Alec Gallimore: “Sitting behind me is what's called 'The Large Vacuum Test Facility'
the LVTF.
It has one of the highest pumping speeds in the world, which means it's able to have a
very low pressure while it's operating a large flow rate.
And we use it to simulate space.
We have 19 cryogenic pumps, that remove all the air and all the gasses from the chamber
so we can have a more realistic environment to test these thrusters.
Students run experimental campaigns in the LVTF.
One student might be trying to analyze the life of a thruster.
Another person might be trying to understand how the electrons from the cathode make their
way to the channel.
A successful test is often when you find something unexpected that ultimately leads you to having
a better understanding of the device you're testing.

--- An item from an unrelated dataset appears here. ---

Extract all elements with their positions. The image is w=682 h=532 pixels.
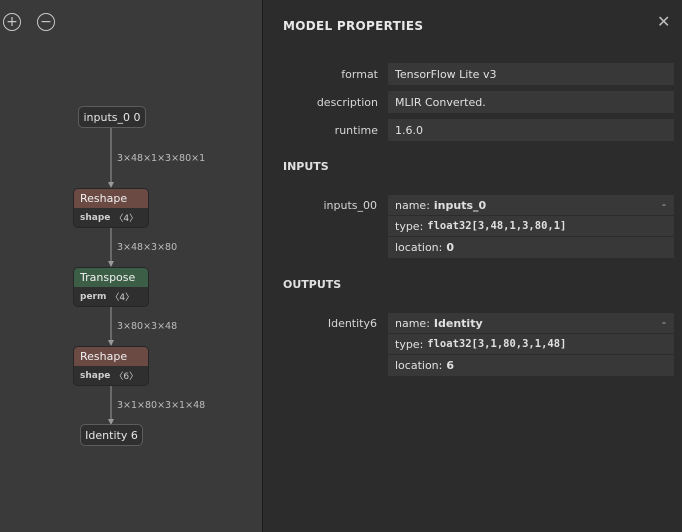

And that happens quite a bit.”
But the X3 is too powerful for even the LVTF, and at this point, only NASA's Glenn Research
facility can handle its testing at full capacity.
Alec Gallimore: “A typical thruster may weigh 10 pounds, this thing weighs 500 pounds.
So just designing and building all the components of this mega-scale thruster was a challenge
that we took on.
Last year was a blockbuster year for the X3.
It set records for Hall thrusters for the highest power level at over 100 kilowatts
of power.
The highest level of thrust and actually the highest amount of current being passed through
any type of Hall current thruster.”
These engineering achievements are key, because electric propulsion is going to be a central
part of our future in space.
Alec Gallimore: “NASA is working on developing a sort of a 20 year game plan.
The idea is that we've been in the International Space Station now for more than a decade and
that has been a great.
But the next step would be something like a space station around the Moon.
We would have an outpost around lunar orbit to test new technologies that would be needed
to have humans live in space.
Hall thrusters are playing a really important role in this...it's baseline is to have a
bank of four Hall effect thrusters around because they want to be able to move around
this space station and actually demonstrate the ability to use electric propulsion of
this kind with a human attended spacecraft.”
The X3 is likely two incarnations away from being flight ready, but the work happening
here is all about demonstrating new principles for how to design electro-propulsion engines.
Ultimately, future space travel will use a combination of chemical and electric propulsion
to travel through space.
And it's projects like the X3 that make a future mission to Mars even more possible.